1:00 p.m. (TNT)-- Coogan's Bluff (1968)--See Thursday, at 10:30 p.m.

4:45 p.m. (HBO)-- Close Encounters of the Third Kind (1977)--Steven Spielberg's special-effects-filled take on UFO sighting as a religious experience. Starring Richard Dreyfuss. (MJ)

*6:00 p.m. (TCM)-- She Wore a Yellow Ribbon (1949)--The second part of John Ford's cavalry trilogy, with John Wayne as an officer about to retire, drawn into campaign against a group of Indians. With Joanne Dru, Ben Johnson, Victor McLaglen. (DW)

9:45 p.m. (Cinemax)-- Gattaca (1997)--See Saturday, at 1:10 a.m.

10:00 p.m. (HBOS)-- A Place in the Sun (1951)--See 7:00 a.m.

*10:00 p.m. (IFC)-- Brazil (1985)--See Monday, at 8:30 p.m.

*10:30 p.m. (AMC)-- Kiss of Death (1947)--Perhaps best known for Richard Widmark's turn as a giggling, psychopathic killer. Victor Mature is a criminal who goes to work for the authorities. Directed by Henry Hathaway. (DW)

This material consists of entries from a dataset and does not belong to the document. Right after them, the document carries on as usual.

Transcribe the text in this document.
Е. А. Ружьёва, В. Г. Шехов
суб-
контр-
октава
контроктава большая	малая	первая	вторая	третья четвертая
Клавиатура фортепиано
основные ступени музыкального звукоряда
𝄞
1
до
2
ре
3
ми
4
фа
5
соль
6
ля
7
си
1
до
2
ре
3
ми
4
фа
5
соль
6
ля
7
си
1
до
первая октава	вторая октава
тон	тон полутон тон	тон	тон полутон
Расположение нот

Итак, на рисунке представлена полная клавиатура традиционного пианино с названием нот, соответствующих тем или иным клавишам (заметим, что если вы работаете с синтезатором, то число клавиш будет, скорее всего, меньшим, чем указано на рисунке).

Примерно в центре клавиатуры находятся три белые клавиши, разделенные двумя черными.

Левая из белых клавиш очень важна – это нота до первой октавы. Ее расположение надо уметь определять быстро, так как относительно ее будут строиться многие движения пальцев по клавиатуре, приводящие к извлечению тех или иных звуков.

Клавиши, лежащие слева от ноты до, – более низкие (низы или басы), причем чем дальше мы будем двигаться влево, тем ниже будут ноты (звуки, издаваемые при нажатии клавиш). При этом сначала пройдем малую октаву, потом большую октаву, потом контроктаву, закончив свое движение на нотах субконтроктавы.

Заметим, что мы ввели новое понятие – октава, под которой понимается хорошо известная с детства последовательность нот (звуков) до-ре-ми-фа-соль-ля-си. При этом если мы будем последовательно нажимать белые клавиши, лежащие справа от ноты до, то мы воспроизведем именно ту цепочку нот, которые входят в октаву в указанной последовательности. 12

10:30 p.m. (TCM)-- Coogan's Bluff (1968)--See Thursday, at 10:30 p.m.

*2:00 a.m. (FXM)-- Man Hunt (1941)--See 12:00 p.m.

*3:30 a.m. (IFC)-- Brazil (1985)--See Monday, at 8:30 p.m.

3:45 a.m. (Showtime)-- Lone Star (1996)--See Saturday, at 11:40 a.m.

*4:30 a.m. (AMC)-- Kiss of Death (1947)--See 10:30 p.m.